My Bari Ammi (maternal grandmother) is over 90 years old. I was sitting with her today and she started telling me about the early years of her marriage. She was born and raised in Jallundhar - in a big house with 5-6 rooms. As a pampered younger child she never had to...
...take on much domestic labor. Things changed when she was married at a young age and moved to a village near Nankana Sahib (which would go on to become part of Pakistan). Used to living in comfort in a city, she felt utterly miserable in her new home...
...where she now lived with a really mean mother in law and had to take on the bulk of domestic work. "You know those storerooms where you stored paittian [huge steel storage containers]... I would go in there and cry." Her sisters already lived in areas that would become...
... part of Pakistan at Partition. But her brother had to move from Jallundhar with his parents at Partition. He went back a few times in the following years and reported back that their house was still standing, even though other houses in the...
... neighborhood had been razed and new structures built on the land. But Bari Ammi never saw her house after she got married. Now all her siblings her dead, "main akeli hi reh gai hun" she said with a chuckle...
... she then circled back to her parents in law. Her father in law was a doctor and was always nice to her, which was a relief since her mother in law wasn't...
... what struck me most about this story was how after all these years she is still somewhat traumatized by the distress of the early years of her marriage. Lately, I have been thinking about how the practice of patrilocality is so inherently misogynistic,so inherently violent...
... and so COMPLETELY normalized in this part of the world. It is not an issue of mean individuals. The issue is the practice in itself that is based on the acquisition of women who are expected to move into someone else's house and fit into the existing family...
... like a single piece of furniture that you acquire and make it fit with the rest of the room instead of altering the room to fit with the new furniture. And the violence I am talking about is not the spectacular violence of beatings & threats which most people would condemn...
...I am talking about the everyday, ordinary acts of violence and humiliation that don't even register as violence. For example - and these are actual things that have happened to people I know - needing the MIL's permission before going out; MIL throwing a fit because...
... the bahu slept in; MIL expecting the bahu to accompany her on all/most social visits; a bahu needing her MIL's permission before buying a piece of furniture with her own money for her own room; MIL's refusing to let bahu hire help; curfews; minor and major taunts, insults...
... none of this registers as violence. Because when you sign a nikhanamma you are expected to surrender a part of your dignity and self respect. And even today you are the bad guy if you suggest that there needs to be some degree of separation - at the very least the...

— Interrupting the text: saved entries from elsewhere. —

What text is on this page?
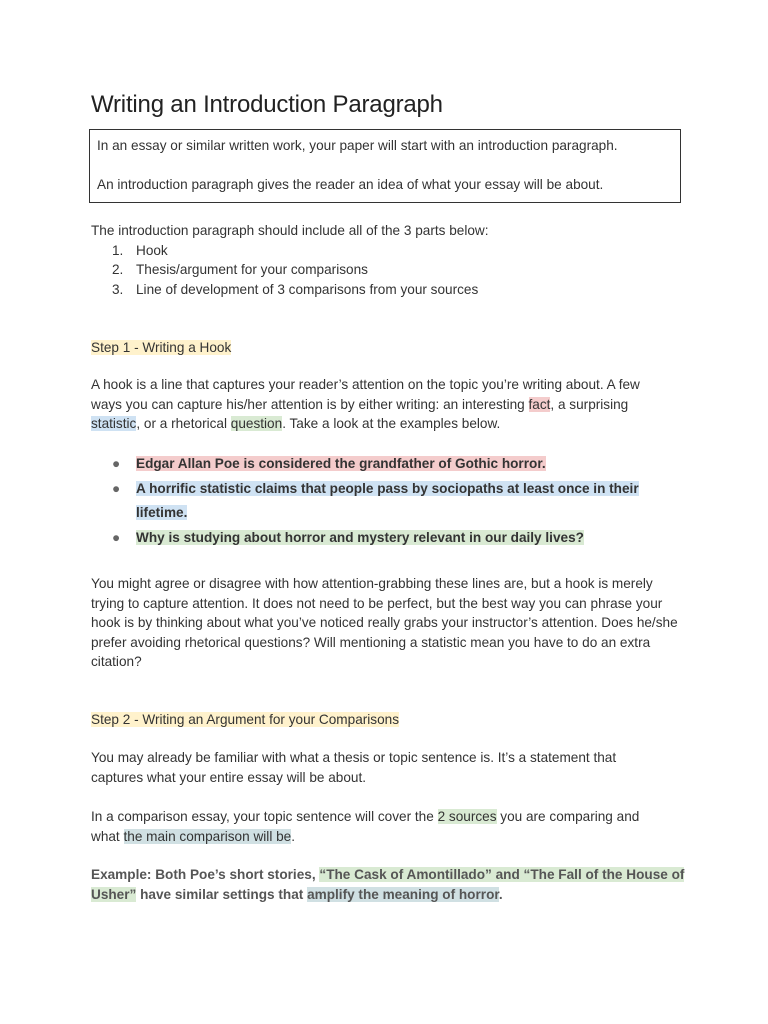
Writing an Introduction Paragraph

In an essay or similar written work, your paper will start with an introduction paragraph.

An introduction paragraph gives the reader an idea of what your essay will be about.

The introduction paragraph should include all of the 3 parts below:

1. Hook
2. Thesis/argument for your comparisons
3. Line of development of 3 comparisons from your sources
Step 1 - Writing a Hook

A hook is a line that captures your reader’s attention on the topic you’re writing about. A few ways you can capture his/her attention is by either writing: an interesting fact, a surprising statistic, or a rhetorical question. Take a look at the examples below.

● Edgar Allan Poe is considered the grandfather of Gothic horror.
● A horrific statistic claims that people pass by sociopaths at least once in their
lifetime.
● Why is studying about horror and mystery relevant in our daily lives?

You might agree or disagree with how attention-grabbing these lines are, but a hook is merely trying to capture attention. It does not need to be perfect, but the best way you can phrase your hook is by thinking about what you’ve noticed really grabs your instructor’s attention. Does he/she prefer avoiding rhetorical questions? Will mentioning a statistic mean you have to do an extra citation?

Step 2 - Writing an Argument for your Comparisons

You may already be familiar with what a thesis or topic sentence is. It’s a statement that captures what your entire essay will be about.

In a comparison essay, your topic sentence will cover the 2 sources you are comparing and what the main comparison will be.

Example: Both Poe’s short stories, “The Cask of Amontillado” and “The Fall of the House of Usher” have similar settings that amplify the meaning of horror.
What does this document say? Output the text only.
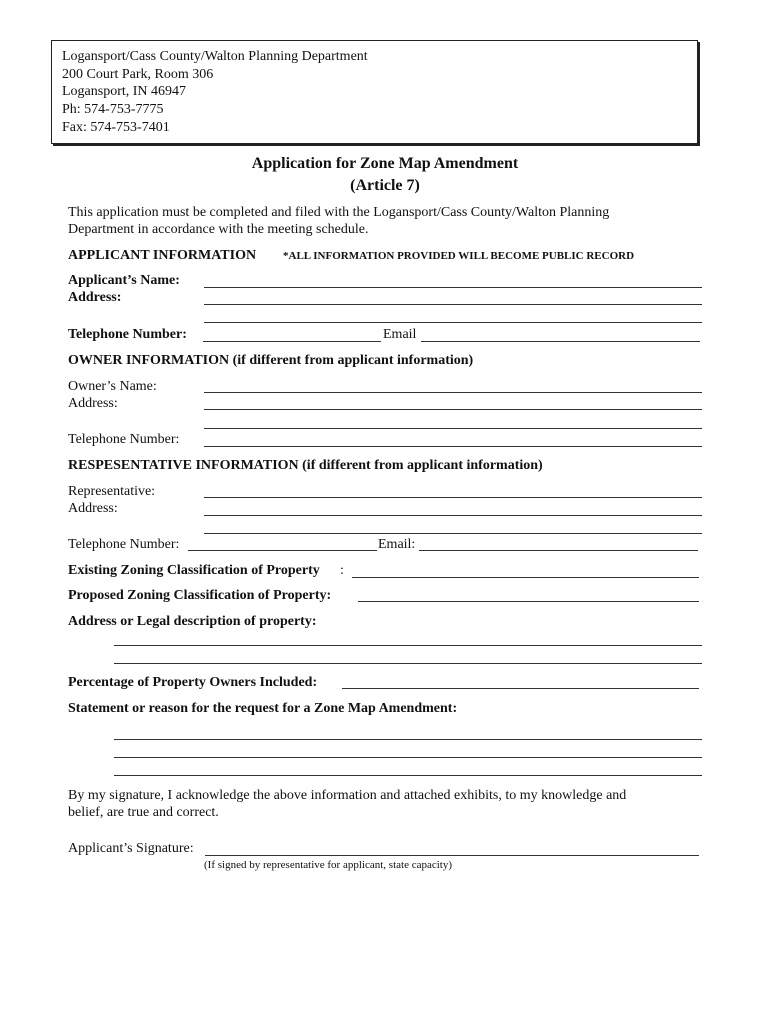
Logansport/Cass County/Walton Planning Department
200 Court Park, Room 306
Logansport, IN 46947
Ph: 574-753-7775
Fax: 574-753-7401
Application for Zone Map Amendment
(Article 7)
This application must be completed and filed with the Logansport/Cass County/Walton Planning
Department in accordance with the meeting schedule.
APPLICANT INFORMATION *ALL INFORMATION PROVIDED WILL BECOME PUBLIC RECORD
Applicant’s Name:
Address:
Telephone Number:	Email
OWNER INFORMATION (if different from applicant information)
Owner’s Name:
Address:
Telephone Number:
RESPESENTATIVE INFORMATION (if different from applicant information)
Representative:
Address:
Telephone Number:	Email:
Existing Zoning Classification of Property :
Proposed Zoning Classification of Property:
Address or Legal description of property:
Percentage of Property Owners Included:
Statement or reason for the request for a Zone Map Amendment:
By my signature, I acknowledge the above information and attached exhibits, to my knowledge and
belief, are true and correct.
Applicant’s Signature:
(If signed by representative for applicant, state capacity)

married couple should live on a separate floor/separate unit within the same house b/c its not fair to the woman - the structure of patrilocality is inherently misogynistic & subjects women to routine humiliations.
So this really blew up. That's why I just wanted to clarify that the issue is not that of mean/nice individuals. You can have the best in laws and patrilocality is still problematic. That's b/c all adults have the right to live their life on their own terms, run their home in...
...their own way. And that's logically not possible if there is no degree of separation or independence.
Also since this blew up: PLEASE GET VACCINATED ASAP!!